Until the 1920's, the Aegean coastal region of present-day Turkey contained a large indigenous Greek ethnic population in Smyrna (also called Asia Minor or Anatolia). Greek Smyrneic music was composed of Greek, Turkish, and Armenian musical elements. The violin and oud were the primary instruments played. Kastellorizo Island, with its port city's steady flow of people between the island and Turkey, was strongly influenced by this Smyrneic sound.

With the 1922 migration of ethnic Greeks and ethnic Armenians from Asia Minor, the Smyrneic tradition was transported over to Piraeus, the port city of Athens, where these refugees settled. In bars and nightclubs, a Greek urban popular music developed. Known as rebetiko, it had roots in Smyrneic, Armenian, Greek, and Arabic traditions. Rebetiko music features the bouzouki, and resonates with Middle Eastern rhythms and modes. Sometimes referred to as the "Greek blues" because the lyrics were often laments about life and its hardships, a large percentage of the old rebetika songs had either indirect or direct references to drugs, particularly hashish. Later, modern recordings cleaned up the language, which made the rebetiko style of music more acceptable to the broader population.

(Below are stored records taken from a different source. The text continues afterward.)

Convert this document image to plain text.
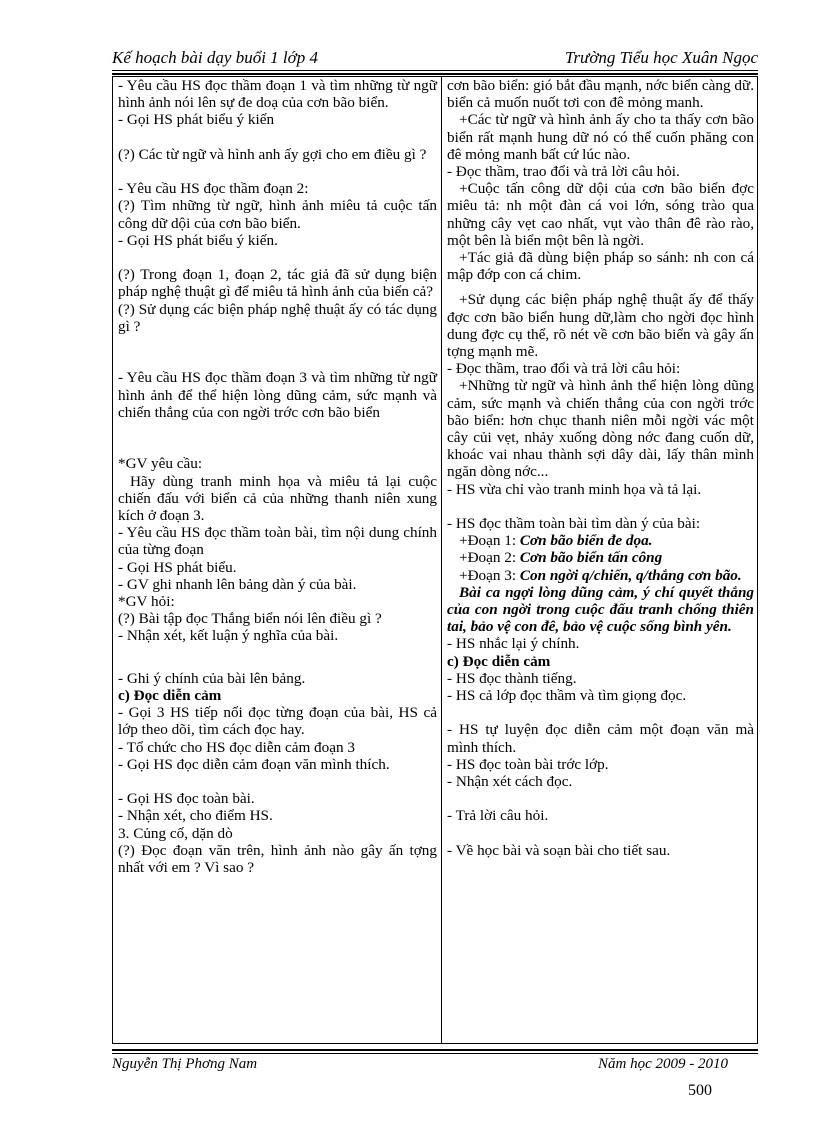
Kế hoạch bài dạy buổi 1 lớp 4	Trường Tiểu học Xuân Ngọc
- Yêu cầu HS đọc thầm đoạn 1 và tìm những từ ngữ hình ảnh nói lên sự đe doạ của cơn bão biển.
- Gọi HS phát biểu ý kiến
(?) Các từ ngữ và hình anh ấy gợi cho em điều gì ?
- Yêu cầu HS đọc thầm đoạn 2:
(?) Tìm những từ ngữ, hình ảnh miêu tả cuộc tấn công dữ dội của cơn bão biển.
- Gọi HS phát biểu ý kiến.
(?) Trong đoạn 1, đoạn 2, tác giả đã sử dụng biện pháp nghệ thuật gì để miêu tả hình ảnh của biển cả?
(?) Sử dụng các biện pháp nghệ thuật ấy có tác dụng gì ?
- Yêu cầu HS đọc thầm đoạn 3 và tìm những từ ngữ hình ảnh để thể hiện lòng dũng cảm, sức mạnh và chiến thắng của con ngời trớc cơn bão biển
*GV yêu cầu:
Hãy dùng tranh minh họa và miêu tả lại cuộc chiến đấu với biển cả của những thanh niên xung kích ở đoạn 3.
- Yêu cầu HS đọc thầm toàn bài, tìm nội dung chính của từng đoạn
- Gọi HS phát biểu.
- GV ghi nhanh lên bảng dàn ý của bài.
*GV hỏi:
(?) Bài tập đọc Thắng biển nói lên điều gì ?
- Nhận xét, kết luận ý nghĩa của bài.
- Ghi ý chính của bài lên bảng.
c) Đọc diễn cảm
- Gọi 3 HS tiếp nối đọc từng đoạn của bài, HS cả lớp theo dõi, tìm cách đọc hay.
- Tổ chức cho HS đọc diễn cảm đoạn 3
- Gọi HS đọc diễn cảm đoạn văn mình thích.
- Gọi HS đọc toàn bài.
- Nhận xét, cho điểm HS.
3. Củng cố, dặn dò
(?) Đọc đoạn văn trên, hình ảnh nào gây ấn tợng nhất với em ? Vì sao ?
cơn bão biển: gió bắt đầu mạnh, nớc biển càng dữ. biển cả muốn nuốt tơi con đê mỏng manh.
+Các từ ngữ và hình ảnh ấy cho ta thấy cơn bão biển rất mạnh hung dữ nó có thể cuốn phăng con đê mỏng manh bất cứ lúc nào.
- Đọc thầm, trao đổi và trả lời câu hỏi.
+Cuộc tấn công dữ dội của cơn bão biển đợc miêu tả: nh một đàn cá voi lớn, sóng trào qua những cây vẹt cao nhất, vụt vào thân đê rào rào, một bên là biển một bên là ngời.
+Tác giả đã dùng biện pháp so sánh: nh con cá mập đớp con cá chim.
+Sử dụng các biện pháp nghệ thuật ấy để thấy đợc cơn bão biển hung dữ,làm cho ngời đọc hình dung đợc cụ thể, rõ nét về cơn bão biển và gây ấn tợng mạnh mẽ.
- Đọc thầm, trao đổi và trả lời câu hỏi:
+Những từ ngữ và hình ảnh thể hiện lòng dũng cảm, sức mạnh và chiến thắng của con ngời trớc bão biển: hơn chục thanh niên mỗi ngời vác một cây củi vẹt, nhảy xuống dòng nớc đang cuốn dữ, khoác vai nhau thành sợi dây dài, lấy thân mình ngăn dòng nớc...
- HS vừa chỉ vào tranh minh họa và tả lại.
- HS đọc thầm toàn bài tìm dàn ý của bài:
+Đoạn 1: Cơn bão biển đe dọa.
+Đoạn 2: Cơn bão biển tấn công
+Đoạn 3: Con ngời q/chiến, q/thắng cơn bão.
Bài ca ngợi lòng dũng cảm, ý chí quyết thắng của con ngời trong cuộc đấu tranh chống thiên tai, bảo vệ con đê, bảo vệ cuộc sống bình yên.
- HS nhắc lại ý chính.
c) Đọc diễn cảm
- HS đọc thành tiếng.
- HS cả lớp đọc thầm và tìm giọng đọc.
- HS tự luyện đọc diễn cảm một đoạn văn mà mình thích.
- HS đọc toàn bài trớc lớp.
- Nhận xét cách đọc.
- Trả lời câu hỏi.
- Về học bài và soạn bài cho tiết sau.
Nguyễn Thị Phơng Nam	Năm học 2009 - 2010
500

Around the mid 1940's in Greece, with the growing interest in the lighter popular music of Europe, musicians began to play new forms of popular music, moving away from the heavier sound of the older rebetiko. After World War II, with the growth of Greek ethnic radio stations in New York City (which provided contemporary recorded music from Greece) Greek Americans also became interested in a lighter rebetiko music, with less of the old Smyrneic flavor. Although contemporary Greek American musicians now rarely perform music solely from this time period, many rebetiko songs are still played within their repertoires.

Smyrneic and rebetiko pieces often start with one of the instruments playing a short improvisational solo in the song's mode, called a taxim or taximaki. Originally, the traditional taxim was a completely solo improvisatory performance, structured around a particular mode and its family. While Western musical scales stay in the octave range, modes extend and change beyond the octave, and use flattened and sharpened tones. Aside from the obvious 4/4 rhythm of these pieces, the music uses a great variety of rhythms common to the Middle East, Turkey, and Greece-- the 9/8 karsilamas, 9/4 zebekiko, 7/8 kalamatiano, 7/8 laz, and 5/8 Ipirotico. Traditionally, these rhythms corresponded to particular dances, usually performed as line dances or by men in pairs or solo.